District: | 4th |
Predecessor: | Edward H. Kruse |
Successor: | J. Edward Roush |
Termend: | January 3, 1971 |
Termstart: | January 3, 1951 |
State: | Indiana |
Office1: | United States Ambassador to Ethiopia |
Predecessor1: | William O. Hall |
Successor1: | Arthur W. Hummel Jr. |
Termstart1: | July 8, 1971 |
Termend1: | February 12, 1974 |
Birth Date: | 14 December 1907 |
Birth Place: | Albion, Indiana, US |
Death Place: | Fort Wayne, Indiana, US |
Resting Place: | Greenlawn Memorial Park and Mausoleum in Fort Wayne, Indiana |
Alma Mater: | Hillsdale College, A.B. George Washington University Law School, J.D. |
Occupation: | Attorney |
Party: | Republican |
Edwin Ross Adair (December 14, 1907 – May 5, 1983) was an American lawyer and World War II veteran who served ten terms as a U.S. Representative from Indiana from 1951 to 1971. He also served as the United States Ambassador to Ethiopia from 1971 to 1974.

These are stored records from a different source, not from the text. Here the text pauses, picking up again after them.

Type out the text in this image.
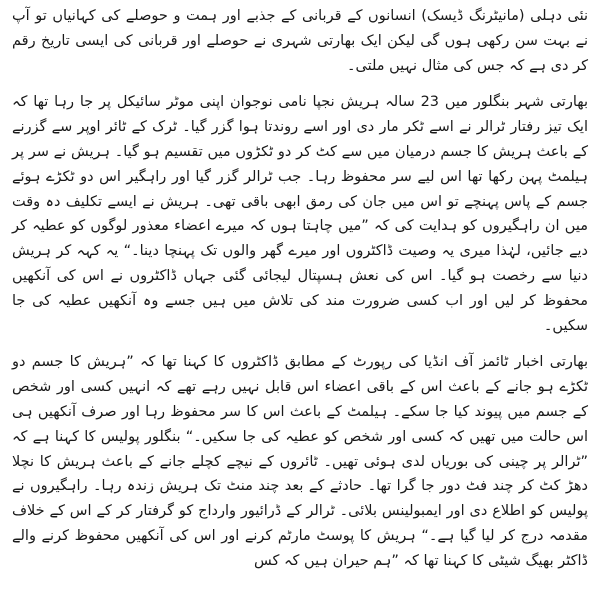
نئی دہلی (مانیٹرنگ ڈیسک) انسانوں کے قربانی کے جذبے اور ہمت و حوصلے کی کہانیاں تو آپ نے بہت سن رکھی ہوں گی لیکن ایک بھارتی شہری نے حوصلے اور قربانی کی ایسی تاریخ رقم کر دی ہے کہ جس کی مثال نہیں ملتی۔

بھارتی شہر بنگلور میں 23 سالہ ہریش نجپا نامی نوجوان اپنی موٹر سائیکل پر جا رہا تھا کہ ایک تیز رفتار ٹرالر نے اسے ٹکر مار دی اور اسے روندتا ہوا گزر گیا۔ ٹرک کے ٹائر اوپر سے گزرنے کے باعث ہریش کا جسم درمیان میں سے کٹ کر دو ٹکڑوں میں تقسیم ہو گیا۔ ہریش نے سر پر ہیلمٹ پہن رکھا تھا اس لیے سر محفوظ رہا۔ جب ٹرالر گزر گیا اور راہگیر اس دو ٹکڑے ہوئے جسم کے پاس پہنچے تو اس میں جان کی رمق ابھی باقی تھی۔ ہریش نے ایسے تکلیف دہ وقت میں ان راہگیروں کو ہدایت کی کہ ”میں چاہتا ہوں کہ میرے اعضاء معذور لوگوں کو عطیہ کر دیے جائیں، لہٰذا میری یہ وصیت ڈاکٹروں اور میرے گھر والوں تک پہنچا دینا۔“ یہ کہہ کر ہریش دنیا سے رخصت ہو گیا۔ اس کی نعش ہسپتال لیجائی گئی جہاں ڈاکٹروں نے اس کی آنکھیں محفوظ کر لیں اور اب کسی ضرورت مند کی تلاش میں ہیں جسے وہ آنکھیں عطیہ کی جا سکیں۔

بھارتی اخبار ٹائمز آف انڈیا کی رپورٹ کے مطابق ڈاکٹروں کا کہنا تھا کہ ”ہریش کا جسم دو ٹکڑے ہو جانے کے باعث اس کے باقی اعضاء اس قابل نہیں رہے تھے کہ انہیں کسی اور شخص کے جسم میں پیوند کیا جا سکے۔ ہیلمٹ کے باعث اس کا سر محفوظ رہا اور صرف آنکھیں ہی اس حالت میں تھیں کہ کسی اور شخص کو عطیہ کی جا سکیں۔“ بنگلور پولیس کا کہنا ہے کہ ”ٹرالر پر چینی کی بوریاں لدی ہوئی تھیں۔ ٹائروں کے نیچے کچلے جانے کے باعث ہریش کا نچلا دھڑ کٹ کر چند فٹ دور جا گرا تھا۔ حادثے کے بعد چند منٹ تک ہریش زندہ رہا۔ راہگیروں نے پولیس کو اطلاع دی اور ایمبولینس بلائی۔ ٹرالر کے ڈرائیور وارداج کو گرفتار کر کے اس کے خلاف مقدمہ درج کر لیا گیا ہے۔“ ہریش کا پوسٹ مارٹم کرنے اور اس کی آنکھیں محفوظ کرنے والے ڈاکٹر بھیگ شیٹی کا کہنا تھا کہ ”ہم حیران ہیں کہ کس
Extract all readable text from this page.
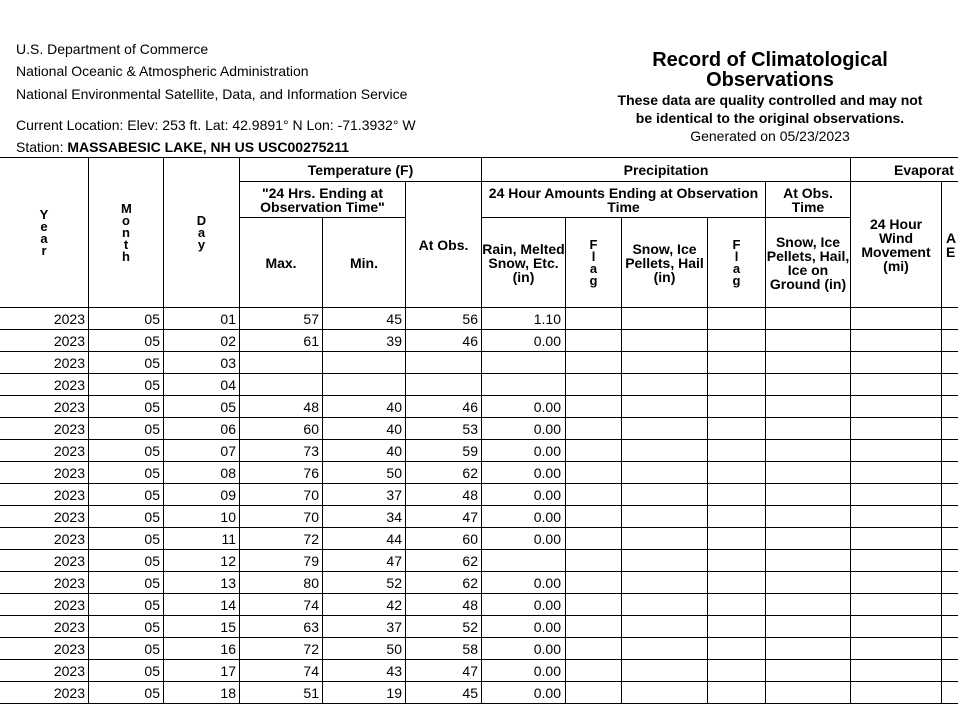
U.S. Department of Commerce
National Oceanic & Atmospheric Administration
National Environmental Satellite, Data, and Information Service
Current Location: Elev: 253 ft. Lat: 42.9891° N Lon: -71.3932° W
Station: MASSABESIC LAKE, NH US USC00275211
Record of Climatological
Observations
These data are quality controlled and may not
be identical to the original observations.
Generated on 05/23/2023
Year	Month	Day	Temperature (F)			Precipitation					Evaporat	
			"24 Hrs. Ending at Observation Time"		At Obs.	24 Hour Amounts Ending at Observation Time				At Obs. Time	24 Hour Wind Movement (mi)	A
E
			Max.	Min.		Rain, Melted Snow, Etc. (in)	Flag	Snow, Ice Pellets, Hail (in)	Flag	Snow, Ice Pellets, Hail, Ice on Ground (in)		

2023	05	01	57	45	56	1.10						
2023	05	02	61	39	46	0.00						
2023	05	03										
2023	05	04										
2023	05	05	48	40	46	0.00						
2023	05	06	60	40	53	0.00						
2023	05	07	73	40	59	0.00						
2023	05	08	76	50	62	0.00						
2023	05	09	70	37	48	0.00						
2023	05	10	70	34	47	0.00						
2023	05	11	72	44	60	0.00						
2023	05	12	79	47	62							
2023	05	13	80	52	62	0.00						
2023	05	14	74	42	48	0.00						
2023	05	15	63	37	52	0.00						
2023	05	16	72	50	58	0.00						
2023	05	17	74	43	47	0.00						
2023	05	18	51	19	45	0.00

Born in Albion, Indiana, Adair attended grade and high schools in that city. He graduated from Hillsdale College in Michigan, A.B., 1928, and from George Washington University Law School, Washington, D.C., LL.B., 1933.
He was admitted to the Indiana bar in 1933 and commenced the practice of law in Fort Wayne, Indiana. He served as probate commissioner of Allen County, Indiana from 1940 to 1950. During World War II, he was called to active duty as a second lieutenant in the Quartermaster Corps Reserve in September 1941 and served until October 1945. He received battle stars for the Normandy, Northern France, Ardennes, Rhine and Central European campaigns.
Adair was elected as a Republican from Indiana's 4th congressional district to the Eighty-second and to the nine succeeding Congresses (January 3, 1951 – January 3, 1971). Adair voted in favor of the Civil Rights Acts of 1957,[1] 1960,[2] 1964,[3] and 1968,[4] and the Voting Rights Act of 1965,[5] but voted present on the 24th Amendment to the U.S. Constitution.[6] He was an unsuccessful candidate for reelection in 1970 to the Ninety-second Congress.
He served as the United States Ambassador to Ethiopia from 1971 to 1974 as an appointee of President Richard Nixon.
He resumed the practice of law in Fort Wayne, Indiana, where he resided until his death there, May 5, 1983. He was interred at Greenlawn Memorial Park and Mausoleum in Fort Wayne.